We love these teachers because they feed the narrative of exceptionalism. They are also myths. 

The reason I love teaching doesn’t come with a casting announcement for who will play me in the movie version of my time in the classroom (though we all know it will be Liev Schreiber). It doesn’t carry cash incentives like selling steak knives. And in most cases, it does not come with the overt recognition of the people around me.

It’s the small moments when students allow us in enough to learn that they are not destined to fail. That they are not invisible. That they are, in fact, capable of more than people have given them credit for, themselves included. 

Good teachers make a life’s study of how they can become more human and approachable rather than how they can be more “rigorous” (generally a euphemism for how they can make their preferred style of learning the definition of difficulty in the classroom). 

They train for seeing the smallest signs of growth or openness and they press into them rather than seeking to flatten out all the students into one homogeneous set drones who can perform equally under the same expectations. 
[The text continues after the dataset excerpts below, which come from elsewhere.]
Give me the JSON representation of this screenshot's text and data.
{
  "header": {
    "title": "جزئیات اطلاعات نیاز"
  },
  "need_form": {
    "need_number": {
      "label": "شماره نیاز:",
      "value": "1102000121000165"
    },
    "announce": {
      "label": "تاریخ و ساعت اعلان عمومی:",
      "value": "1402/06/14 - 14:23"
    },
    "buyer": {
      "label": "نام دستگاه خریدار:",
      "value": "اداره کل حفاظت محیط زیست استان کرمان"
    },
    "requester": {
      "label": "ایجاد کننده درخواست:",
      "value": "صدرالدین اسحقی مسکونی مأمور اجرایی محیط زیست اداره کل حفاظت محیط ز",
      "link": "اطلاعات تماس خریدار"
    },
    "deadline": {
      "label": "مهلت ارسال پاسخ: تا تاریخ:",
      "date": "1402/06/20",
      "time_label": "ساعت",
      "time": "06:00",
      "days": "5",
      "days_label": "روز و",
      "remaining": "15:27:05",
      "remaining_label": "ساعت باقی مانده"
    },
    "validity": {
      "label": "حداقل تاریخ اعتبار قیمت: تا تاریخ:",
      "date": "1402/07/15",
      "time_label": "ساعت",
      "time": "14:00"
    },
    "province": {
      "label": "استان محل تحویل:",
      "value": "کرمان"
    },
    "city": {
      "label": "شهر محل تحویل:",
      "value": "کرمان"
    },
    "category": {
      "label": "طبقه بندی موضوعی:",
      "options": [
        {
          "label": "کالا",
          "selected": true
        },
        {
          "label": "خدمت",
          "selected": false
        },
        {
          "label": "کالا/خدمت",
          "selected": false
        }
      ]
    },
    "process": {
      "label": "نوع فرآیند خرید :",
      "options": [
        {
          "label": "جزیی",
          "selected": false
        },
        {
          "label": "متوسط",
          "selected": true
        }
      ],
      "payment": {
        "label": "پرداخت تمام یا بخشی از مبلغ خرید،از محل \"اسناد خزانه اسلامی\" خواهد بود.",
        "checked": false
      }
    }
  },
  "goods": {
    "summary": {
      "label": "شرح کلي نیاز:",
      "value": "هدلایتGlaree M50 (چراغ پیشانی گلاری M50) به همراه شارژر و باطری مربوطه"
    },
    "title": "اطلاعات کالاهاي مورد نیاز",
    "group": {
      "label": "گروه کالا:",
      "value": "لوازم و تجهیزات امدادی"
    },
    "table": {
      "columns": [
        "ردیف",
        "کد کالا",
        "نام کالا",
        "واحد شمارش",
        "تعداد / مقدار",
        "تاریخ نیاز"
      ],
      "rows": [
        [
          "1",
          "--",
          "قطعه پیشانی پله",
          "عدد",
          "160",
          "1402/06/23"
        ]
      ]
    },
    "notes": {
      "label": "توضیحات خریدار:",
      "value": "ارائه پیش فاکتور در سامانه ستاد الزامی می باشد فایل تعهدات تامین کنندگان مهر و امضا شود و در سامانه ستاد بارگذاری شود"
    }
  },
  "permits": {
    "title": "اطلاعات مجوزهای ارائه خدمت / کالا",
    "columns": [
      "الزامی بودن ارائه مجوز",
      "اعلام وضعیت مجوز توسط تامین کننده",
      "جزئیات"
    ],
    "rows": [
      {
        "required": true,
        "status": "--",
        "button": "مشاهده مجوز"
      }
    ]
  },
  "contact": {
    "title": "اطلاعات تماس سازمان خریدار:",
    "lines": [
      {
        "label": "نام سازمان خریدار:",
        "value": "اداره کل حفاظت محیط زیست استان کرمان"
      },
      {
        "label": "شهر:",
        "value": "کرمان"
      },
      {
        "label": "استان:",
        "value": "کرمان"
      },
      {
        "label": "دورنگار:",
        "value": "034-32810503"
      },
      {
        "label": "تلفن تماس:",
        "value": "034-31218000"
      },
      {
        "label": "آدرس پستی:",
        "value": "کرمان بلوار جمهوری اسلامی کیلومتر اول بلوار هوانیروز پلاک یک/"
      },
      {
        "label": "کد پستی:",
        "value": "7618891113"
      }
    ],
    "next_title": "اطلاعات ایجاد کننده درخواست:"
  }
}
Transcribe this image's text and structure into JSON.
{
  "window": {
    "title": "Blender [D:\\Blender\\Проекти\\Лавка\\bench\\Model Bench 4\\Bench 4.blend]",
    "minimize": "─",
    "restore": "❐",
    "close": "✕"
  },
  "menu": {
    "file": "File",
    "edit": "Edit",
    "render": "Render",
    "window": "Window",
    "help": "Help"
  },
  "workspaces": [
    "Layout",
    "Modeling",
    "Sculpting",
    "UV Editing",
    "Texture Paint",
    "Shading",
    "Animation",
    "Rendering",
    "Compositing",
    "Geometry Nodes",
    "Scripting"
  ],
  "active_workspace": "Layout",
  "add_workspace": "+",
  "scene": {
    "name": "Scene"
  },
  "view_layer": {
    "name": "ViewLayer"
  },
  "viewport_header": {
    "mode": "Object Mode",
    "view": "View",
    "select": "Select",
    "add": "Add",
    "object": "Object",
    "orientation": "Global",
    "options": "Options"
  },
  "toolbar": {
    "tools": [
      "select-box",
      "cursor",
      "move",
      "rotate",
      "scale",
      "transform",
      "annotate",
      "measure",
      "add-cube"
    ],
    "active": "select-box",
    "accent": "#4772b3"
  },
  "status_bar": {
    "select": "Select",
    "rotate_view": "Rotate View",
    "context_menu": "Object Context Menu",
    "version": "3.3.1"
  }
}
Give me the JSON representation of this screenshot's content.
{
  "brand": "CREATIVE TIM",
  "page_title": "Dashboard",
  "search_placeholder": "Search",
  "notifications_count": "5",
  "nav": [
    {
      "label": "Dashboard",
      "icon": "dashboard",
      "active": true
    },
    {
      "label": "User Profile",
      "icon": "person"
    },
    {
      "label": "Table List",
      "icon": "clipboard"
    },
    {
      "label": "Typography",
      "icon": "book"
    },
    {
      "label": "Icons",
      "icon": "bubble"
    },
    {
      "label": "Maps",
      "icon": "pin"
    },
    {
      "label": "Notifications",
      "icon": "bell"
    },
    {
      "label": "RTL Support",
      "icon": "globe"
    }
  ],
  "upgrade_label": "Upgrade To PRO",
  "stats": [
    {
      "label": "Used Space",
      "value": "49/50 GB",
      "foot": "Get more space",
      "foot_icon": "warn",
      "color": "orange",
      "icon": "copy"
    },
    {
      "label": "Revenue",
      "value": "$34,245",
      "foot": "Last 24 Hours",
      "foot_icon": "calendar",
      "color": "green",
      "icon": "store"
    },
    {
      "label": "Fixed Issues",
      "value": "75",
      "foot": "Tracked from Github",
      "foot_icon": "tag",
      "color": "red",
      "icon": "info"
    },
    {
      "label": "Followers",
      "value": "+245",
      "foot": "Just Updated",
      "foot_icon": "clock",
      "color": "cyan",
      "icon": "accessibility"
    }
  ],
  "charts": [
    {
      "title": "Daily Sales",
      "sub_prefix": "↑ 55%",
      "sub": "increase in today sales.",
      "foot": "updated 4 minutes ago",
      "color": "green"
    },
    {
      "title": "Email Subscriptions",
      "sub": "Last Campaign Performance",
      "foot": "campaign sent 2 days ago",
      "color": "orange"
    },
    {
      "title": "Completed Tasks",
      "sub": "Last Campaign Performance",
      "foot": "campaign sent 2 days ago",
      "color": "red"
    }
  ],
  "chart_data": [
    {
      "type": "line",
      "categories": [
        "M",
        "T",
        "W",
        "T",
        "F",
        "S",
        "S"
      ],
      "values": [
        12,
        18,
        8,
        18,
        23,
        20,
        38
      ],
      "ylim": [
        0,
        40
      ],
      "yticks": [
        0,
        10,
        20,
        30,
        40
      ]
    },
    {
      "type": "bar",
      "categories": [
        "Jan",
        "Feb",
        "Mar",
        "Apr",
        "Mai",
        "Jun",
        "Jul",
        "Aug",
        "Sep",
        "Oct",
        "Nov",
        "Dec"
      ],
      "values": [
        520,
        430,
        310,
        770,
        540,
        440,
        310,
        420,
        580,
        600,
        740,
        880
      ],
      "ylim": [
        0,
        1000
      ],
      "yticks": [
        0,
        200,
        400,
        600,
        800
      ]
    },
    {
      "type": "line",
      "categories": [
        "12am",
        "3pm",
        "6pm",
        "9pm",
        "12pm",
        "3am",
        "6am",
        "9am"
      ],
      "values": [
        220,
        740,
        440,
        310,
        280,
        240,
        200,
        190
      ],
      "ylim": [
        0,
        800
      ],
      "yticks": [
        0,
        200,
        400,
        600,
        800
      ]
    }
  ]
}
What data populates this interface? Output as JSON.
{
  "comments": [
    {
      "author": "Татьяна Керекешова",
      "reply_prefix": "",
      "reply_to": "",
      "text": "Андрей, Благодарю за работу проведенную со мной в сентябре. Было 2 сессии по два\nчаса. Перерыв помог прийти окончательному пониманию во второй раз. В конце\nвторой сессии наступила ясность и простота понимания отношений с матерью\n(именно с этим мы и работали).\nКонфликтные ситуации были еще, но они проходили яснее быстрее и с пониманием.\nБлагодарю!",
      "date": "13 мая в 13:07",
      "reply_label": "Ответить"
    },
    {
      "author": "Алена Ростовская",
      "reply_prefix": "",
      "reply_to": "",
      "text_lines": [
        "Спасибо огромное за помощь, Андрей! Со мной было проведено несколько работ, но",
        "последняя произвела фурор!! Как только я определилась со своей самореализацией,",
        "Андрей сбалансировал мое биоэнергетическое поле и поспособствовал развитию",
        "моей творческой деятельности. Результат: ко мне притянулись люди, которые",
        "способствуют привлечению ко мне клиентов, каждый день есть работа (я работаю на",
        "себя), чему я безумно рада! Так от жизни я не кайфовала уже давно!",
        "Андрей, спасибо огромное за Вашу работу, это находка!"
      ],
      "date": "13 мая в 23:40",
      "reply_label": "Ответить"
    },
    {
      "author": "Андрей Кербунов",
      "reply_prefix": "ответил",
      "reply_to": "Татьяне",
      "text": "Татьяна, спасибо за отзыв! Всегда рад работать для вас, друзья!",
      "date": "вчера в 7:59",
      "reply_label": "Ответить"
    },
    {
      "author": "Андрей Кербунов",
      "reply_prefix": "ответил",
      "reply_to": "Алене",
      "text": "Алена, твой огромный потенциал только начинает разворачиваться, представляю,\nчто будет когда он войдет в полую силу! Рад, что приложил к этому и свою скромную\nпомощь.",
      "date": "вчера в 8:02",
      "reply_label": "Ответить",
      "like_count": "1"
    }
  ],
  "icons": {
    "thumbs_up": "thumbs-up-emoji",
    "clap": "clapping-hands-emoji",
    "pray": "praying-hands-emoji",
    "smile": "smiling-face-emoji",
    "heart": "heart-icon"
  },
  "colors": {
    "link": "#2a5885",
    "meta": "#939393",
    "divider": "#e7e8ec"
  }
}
They don’t work at being popular so much as trustworthy and fair. And they don’t care as much about grades as they do about gradual improvement, even when the system pushes them—hard—to do just the opposite. 

And that’s what hit me about my workiversary. I didn’t see it coming because I’m perpetually too busy with that course of study. I’m not perfect. Hell, I’m not even exceptional. 

I’m merely reaching for effective. That’s enough, contrary to what the “experts” in everything other than education contend.